An optical system characterized in that each of the luminous fluxes transmitted through each of the ring bands of the phase filter and the imaging optical system overlaps in a predetermined range in the optical axis direction at different angles. The optical system according to claim 1, wherein the widths of the annular bands of the phase filter are equal. The optical system according to claim 1, wherein the width of each ring band of the phase filter is narrowed from the optical axis toward the peripheral edge portion of the phase filter. The optical system according to claim 1, wherein the phase difference applied by the ring zones is equal between the ring zones. The optical system according to claim 1, wherein the phase difference applied by the annular band is larger in the peripheral portion of the phase filter than in the vicinity of the optical axis.

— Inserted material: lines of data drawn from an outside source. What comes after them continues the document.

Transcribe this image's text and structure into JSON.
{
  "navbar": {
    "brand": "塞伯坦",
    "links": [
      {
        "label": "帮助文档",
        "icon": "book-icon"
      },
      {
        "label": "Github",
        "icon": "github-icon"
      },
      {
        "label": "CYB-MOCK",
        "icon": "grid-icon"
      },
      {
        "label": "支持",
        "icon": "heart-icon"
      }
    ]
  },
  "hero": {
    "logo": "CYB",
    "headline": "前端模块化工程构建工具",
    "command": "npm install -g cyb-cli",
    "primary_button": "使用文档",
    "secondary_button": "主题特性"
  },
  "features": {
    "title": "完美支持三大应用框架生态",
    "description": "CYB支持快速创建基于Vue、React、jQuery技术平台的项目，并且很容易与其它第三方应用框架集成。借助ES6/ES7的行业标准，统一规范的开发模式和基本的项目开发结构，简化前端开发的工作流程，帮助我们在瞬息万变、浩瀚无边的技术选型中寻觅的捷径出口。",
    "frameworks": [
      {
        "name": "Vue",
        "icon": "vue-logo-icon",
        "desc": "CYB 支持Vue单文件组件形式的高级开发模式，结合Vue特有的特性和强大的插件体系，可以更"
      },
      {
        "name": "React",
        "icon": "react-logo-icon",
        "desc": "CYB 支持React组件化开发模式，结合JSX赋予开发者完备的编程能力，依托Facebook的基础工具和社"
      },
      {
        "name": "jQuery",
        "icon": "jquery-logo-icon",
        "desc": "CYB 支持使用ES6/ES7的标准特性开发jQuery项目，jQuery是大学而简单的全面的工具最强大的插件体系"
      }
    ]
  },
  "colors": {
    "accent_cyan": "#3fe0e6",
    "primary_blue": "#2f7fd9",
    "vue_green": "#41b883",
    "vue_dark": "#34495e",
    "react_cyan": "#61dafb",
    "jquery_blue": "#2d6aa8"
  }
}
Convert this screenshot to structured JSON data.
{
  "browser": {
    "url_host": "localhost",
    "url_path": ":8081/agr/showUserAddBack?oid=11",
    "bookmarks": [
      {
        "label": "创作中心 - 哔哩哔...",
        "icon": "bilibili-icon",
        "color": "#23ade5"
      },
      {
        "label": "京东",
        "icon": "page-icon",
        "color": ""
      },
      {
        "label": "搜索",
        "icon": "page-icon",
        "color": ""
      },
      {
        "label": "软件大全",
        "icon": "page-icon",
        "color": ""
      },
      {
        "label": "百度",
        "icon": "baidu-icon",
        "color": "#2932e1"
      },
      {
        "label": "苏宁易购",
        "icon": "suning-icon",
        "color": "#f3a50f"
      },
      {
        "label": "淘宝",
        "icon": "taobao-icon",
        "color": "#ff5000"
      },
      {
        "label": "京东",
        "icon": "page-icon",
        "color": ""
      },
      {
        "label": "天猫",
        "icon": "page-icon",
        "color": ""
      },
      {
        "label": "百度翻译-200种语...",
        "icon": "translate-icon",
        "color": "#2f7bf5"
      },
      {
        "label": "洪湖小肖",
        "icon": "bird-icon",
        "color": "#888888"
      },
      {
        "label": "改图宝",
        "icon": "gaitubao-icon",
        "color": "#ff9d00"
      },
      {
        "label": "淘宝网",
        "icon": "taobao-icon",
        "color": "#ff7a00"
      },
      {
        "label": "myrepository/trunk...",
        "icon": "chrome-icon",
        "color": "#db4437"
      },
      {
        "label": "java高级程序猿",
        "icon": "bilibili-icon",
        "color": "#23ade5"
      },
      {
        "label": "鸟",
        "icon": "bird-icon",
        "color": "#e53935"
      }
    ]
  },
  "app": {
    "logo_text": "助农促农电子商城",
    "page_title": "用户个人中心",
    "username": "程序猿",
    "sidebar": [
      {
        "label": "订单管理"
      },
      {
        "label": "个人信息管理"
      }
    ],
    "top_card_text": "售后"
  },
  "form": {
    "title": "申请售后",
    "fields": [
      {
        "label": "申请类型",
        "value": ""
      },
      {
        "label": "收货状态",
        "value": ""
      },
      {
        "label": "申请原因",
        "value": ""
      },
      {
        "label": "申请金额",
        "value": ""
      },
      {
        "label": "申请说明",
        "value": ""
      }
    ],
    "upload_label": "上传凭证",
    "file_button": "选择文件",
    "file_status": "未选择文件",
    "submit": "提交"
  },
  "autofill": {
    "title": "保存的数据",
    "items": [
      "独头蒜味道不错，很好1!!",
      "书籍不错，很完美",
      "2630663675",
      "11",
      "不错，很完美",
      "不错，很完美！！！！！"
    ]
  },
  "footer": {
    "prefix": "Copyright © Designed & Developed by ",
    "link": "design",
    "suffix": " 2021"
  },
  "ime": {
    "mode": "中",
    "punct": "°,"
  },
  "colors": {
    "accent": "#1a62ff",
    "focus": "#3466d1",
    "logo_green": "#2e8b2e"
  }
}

The optical system according to claim 1, wherein each of the annular bands of the phase filter has a concave surface having a cross-sectional shape that acts as a concave lens having a substantially parabolic shape. The optical system according to claim 6, wherein a convex ring band having a convex surface acting as a convex lens is provided between the ring bands having a concave surface of the phase filter. The optical system according to claim 1, wherein the phase filter is integrally and directly formed on a lens surface constituting the imaging optical system. An imaging optical system comprising the optical system according to claim 1 and an image sensor arranged at a position where the imaging optical system overlaps in an enlarged range before and after the optical axis. An imaging system characterized by performing deconvolution image processing on an image captured by the image sensor according to claim 9 to obtain a depth-of-focus enlarged image.